In der dreisprachig veröffentlichten Stellungnahme des Bundesrates zum Bericht vom Mai 2022 werden alle Antworten zum Bundesasylzentrum Boudry unter dem Titel «Personen, die ausländerrechtlichen Zwangsmassnahmen unterliegen» gegeben. Dies ist insofern interessant, da das einschränkende Regime in Bundesasylzentren von offizieller Seite kaum je als Zwangsmassnahme bezeichnet wird. Leider bleibt die Stellungnahme über weite Strecken sehr oberflächlich. Es scheint die Grundannahme vorzuliegen, dass die Vorgaben betreffend Bundesasylzentren, wie sie in verschiedenen Richtlinien und Verordnungen festgehalten sind, in der Realität auch so umgesetzt werden – ein häufig zu beobachtender Trugschluss. Zur Veranschaulichung ein Auszug aus der Stellungnahme in Bezug auf die Kritik des CPT auf das mangelnde Wissen der Asylsuchenden betreffend Beschwerdemöglichkeiten:

«Dem SEM zufolge besteht in allen BAZ ein internes Beschwerdemanagement, welches verschiedene Elemente umfasst. Hierzu zählen die regelmässige Sprechstunde des SEM, eine für die Asylsuchende frei zugängliche Feedback-Box, ein vertrauliches Meldesystem bei Verdacht auf Gewaltvorfälle und die Beschwerdemöglichkeit bei Disziplinarmassnahmen… Die Asylsuchenden werden in allen BAZ, wie auch im BAZ Boudry, über die verschiedenen Beschwerdemöglichkeiten mittels Informationsveranstaltungen und Informationsboards in Kenntnis gesetzt» (S. 89).

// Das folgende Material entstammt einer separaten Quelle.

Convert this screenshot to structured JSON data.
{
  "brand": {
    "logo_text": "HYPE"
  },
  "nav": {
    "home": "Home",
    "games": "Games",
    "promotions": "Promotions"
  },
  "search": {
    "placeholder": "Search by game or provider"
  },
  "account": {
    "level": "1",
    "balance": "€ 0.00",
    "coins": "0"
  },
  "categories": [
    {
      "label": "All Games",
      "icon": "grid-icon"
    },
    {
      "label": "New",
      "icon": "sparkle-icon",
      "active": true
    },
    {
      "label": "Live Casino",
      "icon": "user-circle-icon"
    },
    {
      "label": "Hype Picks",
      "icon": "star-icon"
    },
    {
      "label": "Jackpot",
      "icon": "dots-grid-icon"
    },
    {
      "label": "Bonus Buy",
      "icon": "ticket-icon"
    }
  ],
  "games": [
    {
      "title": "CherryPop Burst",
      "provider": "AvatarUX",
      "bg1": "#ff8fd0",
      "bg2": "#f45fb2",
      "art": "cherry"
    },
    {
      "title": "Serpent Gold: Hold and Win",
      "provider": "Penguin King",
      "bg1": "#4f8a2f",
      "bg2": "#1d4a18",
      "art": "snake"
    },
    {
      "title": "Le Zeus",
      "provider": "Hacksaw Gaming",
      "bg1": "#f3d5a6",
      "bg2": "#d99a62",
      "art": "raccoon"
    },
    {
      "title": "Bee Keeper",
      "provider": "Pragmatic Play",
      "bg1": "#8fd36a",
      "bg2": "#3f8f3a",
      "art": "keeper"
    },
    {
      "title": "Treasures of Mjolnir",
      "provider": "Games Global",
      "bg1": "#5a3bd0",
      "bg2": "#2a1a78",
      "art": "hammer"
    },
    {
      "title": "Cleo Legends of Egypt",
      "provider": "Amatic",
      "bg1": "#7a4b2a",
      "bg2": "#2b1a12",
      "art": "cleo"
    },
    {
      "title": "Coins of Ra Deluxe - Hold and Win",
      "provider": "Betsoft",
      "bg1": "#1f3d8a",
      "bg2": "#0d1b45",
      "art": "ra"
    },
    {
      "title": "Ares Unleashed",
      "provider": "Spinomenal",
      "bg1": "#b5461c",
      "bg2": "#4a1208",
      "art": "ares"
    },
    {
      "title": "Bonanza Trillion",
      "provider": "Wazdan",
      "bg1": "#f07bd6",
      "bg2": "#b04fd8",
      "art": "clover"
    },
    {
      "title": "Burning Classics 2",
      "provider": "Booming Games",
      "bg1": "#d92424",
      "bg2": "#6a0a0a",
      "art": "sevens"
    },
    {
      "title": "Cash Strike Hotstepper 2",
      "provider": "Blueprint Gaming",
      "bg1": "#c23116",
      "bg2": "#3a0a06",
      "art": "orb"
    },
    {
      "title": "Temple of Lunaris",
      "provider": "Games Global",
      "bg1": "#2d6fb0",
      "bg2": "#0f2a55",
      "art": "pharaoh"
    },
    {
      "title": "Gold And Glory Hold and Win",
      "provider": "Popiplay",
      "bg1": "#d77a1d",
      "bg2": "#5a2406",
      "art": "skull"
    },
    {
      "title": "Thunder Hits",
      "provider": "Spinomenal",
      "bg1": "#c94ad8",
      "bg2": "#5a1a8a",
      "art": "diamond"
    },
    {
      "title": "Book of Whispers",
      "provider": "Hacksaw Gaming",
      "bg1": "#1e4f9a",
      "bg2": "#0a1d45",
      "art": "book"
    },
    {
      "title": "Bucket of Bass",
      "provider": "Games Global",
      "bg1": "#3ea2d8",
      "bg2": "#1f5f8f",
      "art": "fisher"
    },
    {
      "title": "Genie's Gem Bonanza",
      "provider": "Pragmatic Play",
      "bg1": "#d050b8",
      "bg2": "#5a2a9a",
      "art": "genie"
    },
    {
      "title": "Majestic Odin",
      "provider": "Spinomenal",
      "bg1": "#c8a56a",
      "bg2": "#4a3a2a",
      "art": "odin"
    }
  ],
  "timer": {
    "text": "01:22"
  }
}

Die Stellungnahme verweist aber auch auf anstehende Veränderungen, so beispielsweise die Schaffung einer externen Meldestelle für Asylsuchende und Mitarbeitende sowie eine genauere inhaltliche Überprüfung der Weiterbildungen. Hier ist es wichtig, dass zivilgesellschaftliche Akteur*innen in den kommenden Monaten kontinuierlich beobachten, ob und wie die angekündigten Verbesserungen umgesetzt werden. Weiterhin beobachtet werden muss auch der Einsatz der sogenannten ‘Sicherheitsräume’ (früher ‘Besinnungsräume’), welcher vom CPT ebenfalls bemängelt wurde. In seiner Stellungnahme betont der Bundesrat mehrfach, dass die Sicherheitsräume nicht zur Disziplinierung eingesetzt würden: «Die Verlegung in einen Sicherheitsraum hat keinen Sanktionscharakter, sondern dient dem Schutz der Asylsuchenden und der Mitarbeitenden des BAZ, wenn eine Person eine Gefahr für die eigene körperliche Integrität oder diejenige anderer darstellt» (S. 87).